Causing Moments: WSG Gallery's “Lynda Cole: Recent Places and Themes”

VISUAL ART REVIEW

Lynda Cole, Two-2

Lynda Cole's Two-2; oil stick, cold wax on Terraskin, mounted on Gator Board.

Local artist Lynda Cole is back at the WSG Gallery with another adventure in abstraction that’s as much about her sense of self as it is an exploration of art itself.

The last time we saw her work was in November 2015 when she held North to be as much a state of mind as it is a navigational direction. As I wrote at that time, Cole’s North exhibition was a “fusing of time and space -- through a particular state of mind.”

Her Recent Places and Themes is more of the same. As Cole says in her gallery statement, “Months ago, when I began working on paintings for this show, I was exploring the simple way in which two colors would interact.”

But, she continues, “at the same time I knew I wanted to say something about a recent trip to Antarctica and the rapid loss of the glaciers. The hanging piece in this show Future Polar Memories and the painting Snow Storm on the Glacier are meant as my tribute to the beauty of the Polar Regions on the Earth. In the end, this is a show about process in the studio and processes on the Earth.”

Is this final thought ever accurate because Cole has the remarkable ability to play out her emotions through her creativity: Her art vividly illustrates the principle that there’s always something new to learn about the venerable in the visual arts.

In this instance, the seemingly played out vein of gestural abstraction is given new life as Cole straddles first-generation expression with second-generation chromaticity. Her sure-handed melding of gesture with color field emphasizes the heroic element of that art form.

Whether slash, daub, drip, or splash, it doesn't seem there are any variants on gestural abstraction that haven’t already been appropriated. And frankly, most of the post-1970s abstraction I’ve seen indicates this notion is accurate. There’s often an astringent beauty to the form, but it seems repetitious and mannered for the most part.

Cole dispels this issue through the most crucial of measures. Rather than apply played-out wrinkles in the form, she absorbs and exhales them. Using existentialism, one of the inspirations for abstract expression, Cole appropriates this visual vocabulary by hitching her work to the idea of authenticity.

And this authenticity yields a creativity that’s as distinct as a fingerprint.
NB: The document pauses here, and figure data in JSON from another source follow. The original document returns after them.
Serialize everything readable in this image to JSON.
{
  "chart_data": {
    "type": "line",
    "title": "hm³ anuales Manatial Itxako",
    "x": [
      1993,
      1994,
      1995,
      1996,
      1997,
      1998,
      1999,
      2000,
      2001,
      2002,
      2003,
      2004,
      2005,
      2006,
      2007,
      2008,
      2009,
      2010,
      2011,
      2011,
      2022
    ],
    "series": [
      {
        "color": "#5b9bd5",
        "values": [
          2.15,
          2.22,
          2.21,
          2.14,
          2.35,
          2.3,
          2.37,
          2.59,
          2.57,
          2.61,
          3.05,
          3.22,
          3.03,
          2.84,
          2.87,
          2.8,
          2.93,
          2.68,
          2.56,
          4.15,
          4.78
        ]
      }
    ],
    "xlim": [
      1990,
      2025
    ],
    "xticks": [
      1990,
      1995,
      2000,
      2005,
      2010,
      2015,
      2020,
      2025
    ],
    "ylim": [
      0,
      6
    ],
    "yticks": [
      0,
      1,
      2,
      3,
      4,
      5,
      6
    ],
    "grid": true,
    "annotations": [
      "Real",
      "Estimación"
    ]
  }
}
Cole’s touch is heightened by the use of her materials as well as the application of these materials to the composition’s working surface.
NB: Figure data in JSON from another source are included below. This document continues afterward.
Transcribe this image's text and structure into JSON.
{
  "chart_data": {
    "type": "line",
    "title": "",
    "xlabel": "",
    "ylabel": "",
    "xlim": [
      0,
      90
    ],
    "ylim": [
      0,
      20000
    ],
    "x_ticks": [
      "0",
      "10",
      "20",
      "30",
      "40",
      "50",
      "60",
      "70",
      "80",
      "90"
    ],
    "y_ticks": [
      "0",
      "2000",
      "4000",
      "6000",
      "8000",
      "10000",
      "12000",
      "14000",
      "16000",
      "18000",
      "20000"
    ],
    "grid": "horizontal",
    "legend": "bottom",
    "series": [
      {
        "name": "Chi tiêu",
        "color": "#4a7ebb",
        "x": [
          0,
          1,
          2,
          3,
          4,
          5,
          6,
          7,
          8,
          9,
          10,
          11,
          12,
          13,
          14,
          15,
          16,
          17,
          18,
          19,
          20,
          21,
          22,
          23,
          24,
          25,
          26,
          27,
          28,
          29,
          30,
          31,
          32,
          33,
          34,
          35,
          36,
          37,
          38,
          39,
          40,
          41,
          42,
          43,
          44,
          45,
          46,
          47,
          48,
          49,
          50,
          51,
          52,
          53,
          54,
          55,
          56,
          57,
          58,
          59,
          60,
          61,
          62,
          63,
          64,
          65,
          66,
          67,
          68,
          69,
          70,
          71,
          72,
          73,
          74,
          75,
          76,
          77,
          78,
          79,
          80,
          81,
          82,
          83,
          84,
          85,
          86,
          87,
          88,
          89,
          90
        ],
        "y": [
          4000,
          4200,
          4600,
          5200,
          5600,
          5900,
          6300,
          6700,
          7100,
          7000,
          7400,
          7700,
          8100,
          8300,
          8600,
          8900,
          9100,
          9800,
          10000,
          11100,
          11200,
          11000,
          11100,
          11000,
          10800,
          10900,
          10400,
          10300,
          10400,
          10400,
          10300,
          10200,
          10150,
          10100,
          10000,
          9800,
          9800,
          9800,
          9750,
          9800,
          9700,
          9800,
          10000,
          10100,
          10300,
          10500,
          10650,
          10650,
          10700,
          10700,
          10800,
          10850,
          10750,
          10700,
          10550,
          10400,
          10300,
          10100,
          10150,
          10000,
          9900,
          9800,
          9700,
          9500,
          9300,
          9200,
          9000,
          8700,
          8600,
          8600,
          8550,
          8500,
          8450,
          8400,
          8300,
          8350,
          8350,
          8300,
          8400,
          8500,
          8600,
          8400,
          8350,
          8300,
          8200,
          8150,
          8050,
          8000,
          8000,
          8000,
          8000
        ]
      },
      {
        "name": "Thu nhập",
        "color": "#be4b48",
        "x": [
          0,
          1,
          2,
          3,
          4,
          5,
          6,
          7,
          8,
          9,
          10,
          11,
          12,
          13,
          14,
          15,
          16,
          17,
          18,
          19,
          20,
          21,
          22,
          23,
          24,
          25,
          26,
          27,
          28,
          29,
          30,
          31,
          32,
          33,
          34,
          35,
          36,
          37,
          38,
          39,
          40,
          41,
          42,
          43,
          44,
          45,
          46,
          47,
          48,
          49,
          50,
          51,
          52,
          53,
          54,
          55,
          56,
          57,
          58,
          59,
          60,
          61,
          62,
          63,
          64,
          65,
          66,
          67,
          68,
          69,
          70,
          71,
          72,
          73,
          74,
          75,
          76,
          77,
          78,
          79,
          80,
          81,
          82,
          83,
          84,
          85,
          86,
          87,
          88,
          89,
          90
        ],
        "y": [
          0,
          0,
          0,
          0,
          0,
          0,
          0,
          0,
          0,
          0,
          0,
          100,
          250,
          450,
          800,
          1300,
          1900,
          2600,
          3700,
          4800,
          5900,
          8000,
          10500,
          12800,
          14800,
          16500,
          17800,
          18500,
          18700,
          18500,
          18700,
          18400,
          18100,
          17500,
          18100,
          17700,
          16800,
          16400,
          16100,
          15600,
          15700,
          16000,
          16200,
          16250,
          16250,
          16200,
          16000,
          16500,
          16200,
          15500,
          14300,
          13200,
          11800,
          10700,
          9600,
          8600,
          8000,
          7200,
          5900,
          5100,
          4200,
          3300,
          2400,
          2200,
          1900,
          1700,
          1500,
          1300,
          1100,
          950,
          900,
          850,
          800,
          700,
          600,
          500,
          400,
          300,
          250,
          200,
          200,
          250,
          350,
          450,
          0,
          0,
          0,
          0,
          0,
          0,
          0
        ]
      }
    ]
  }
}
It’s neither a precisely logical process nor does the notion of rationality factor into its being. As Cole has said of her art, “These days my work is non-narrative -- it’s about mood or say, an interesting line. ... I don’t intend to ‘tell’ anyone anything. My intention is more to cause a moment of feeling peace or contemplation. I can’t actually ‘say’ what I’m trying to get across. The viewer just has to get it and make it his or her own.”
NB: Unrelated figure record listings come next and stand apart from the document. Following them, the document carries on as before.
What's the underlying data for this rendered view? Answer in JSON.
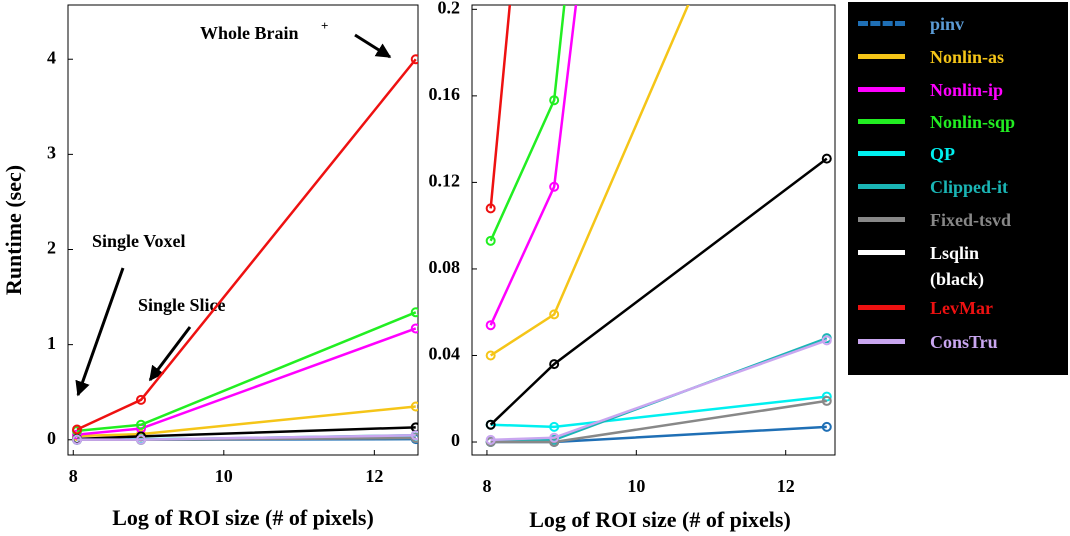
{
  "chart_data": {
    "type": "line",
    "x": [
      8.05,
      8.9,
      12.55
    ],
    "series": [
      {
        "name": "pinv",
        "color": "#1f6fb5",
        "text_color": "#5b9bd5",
        "legend_dash": true,
        "values": [
          0,
          0,
          0.007
        ]
      },
      {
        "name": "Nonlin-as",
        "color": "#f5c518",
        "values": [
          0.04,
          0.059,
          0.35
        ]
      },
      {
        "name": "Nonlin-ip",
        "color": "#ff00ff",
        "values": [
          0.054,
          0.118,
          1.17
        ]
      },
      {
        "name": "Nonlin-sqp",
        "color": "#22ee22",
        "values": [
          0.093,
          0.158,
          1.34
        ]
      },
      {
        "name": "QP",
        "color": "#00f0f0",
        "values": [
          0.008,
          0.007,
          0.021
        ]
      },
      {
        "name": "Clipped-it",
        "color": "#1ab5b5",
        "values": [
          0,
          0.001,
          0.048
        ]
      },
      {
        "name": "Fixed-tsvd",
        "color": "#888888",
        "values": [
          0,
          0,
          0.019
        ]
      },
      {
        "name": "Lsqlin\n(black)",
        "color": "#000000",
        "legend_color": "#ffffff",
        "values": [
          0.008,
          0.036,
          0.131
        ]
      },
      {
        "name": "LevMar",
        "color": "#ee1111",
        "values": [
          0.108,
          0.42,
          4.0
        ]
      },
      {
        "name": "ConsTru",
        "color": "#c9a6f0",
        "values": [
          0.001,
          0.002,
          0.047
        ]
      }
    ],
    "panels": [
      {
        "xlim": [
          7.93,
          12.58
        ],
        "ylim": [
          -0.16,
          4.57
        ],
        "xticks": [
          8,
          10,
          12
        ],
        "yticks": [
          0,
          1,
          2,
          3,
          4
        ],
        "xlabel": "Log of ROI size (# of pixels)",
        "ylabel": "Runtime (sec)",
        "annotations": [
          {
            "text": "Whole Brain",
            "superscript": "+"
          },
          {
            "text": "Single Voxel"
          },
          {
            "text": "Single Slice"
          }
        ]
      },
      {
        "xlim": [
          7.8,
          12.66
        ],
        "ylim": [
          -0.006,
          0.202
        ],
        "xticks": [
          8,
          10,
          12
        ],
        "yticks": [
          0,
          0.04,
          0.08,
          0.12,
          0.16,
          0.2
        ],
        "xlabel": "Log of ROI size (# of pixels)"
      }
    ]
  }
}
Lynda Cole, Two-6 and Snow Storm on the Glacier

Two paintings by Lynda Cole. Left: Two-6; oil stick, cold wax on Terraskin, mounted on Gator Board. Right: Snow Storm on the Glacier; encaustic, oil, and cold wax on rag paper.

Take, for example, the show’s masterwork, Snow Storm on the Glacier, an encaustic, oil, and cold wax on rag paper painting. The work features a number of time-honored abstract strategies -- none more than a vigorous application of base pigments to ground the arrangement with slashes and daubs on the 3x3-foot-plus working surface. Rather than uniformly apply her pigments, Cole selectively attacks the corners of her undercoating.

As a result, the work’s foreground suggests a turbulence whose gesture splays across our field of vision. Effectively, the coherence of Snow Storm on the Glacier lies in the viewer’s marshaling his or her emotion through the work’s disorder.

The same may be said of Cole’s slightly smaller Two series running approximately 1 1/2 feet by 2 1/2 feet with each work borrowing from the abstract tradition. But in repeating her inspiration, Cole crafts a series that’s uniquely her own.

Some paintings, such as the gray to blue palette Two-2, use a horizontal pattern of two uneven squares to great effect, while Two-3 features a gray to pink curvilinear scrub for a touch of sublimity.

These paintings' unevenly scrubbed color schemes, such as Two-5, Two-6, and Two-8, appear diagonally tipsy. Each painting implores us to come feel this art today.


John Carlos Cantú has written on our community's visual arts in a number of different periodicals.


WSG Gallery: “Lynda Cole: Recent Places and Themes” will run through March 17. The WSG Gallery is located at 306 S. Main St., Ann Arbor. Exhibit hours are Tuesday-Thursday, noon–6 pm; Friday and Saturday, noon-9 pm; and Sunday, noon–5 pm. For information, call 734-761-2287 or visit wsg-art.com.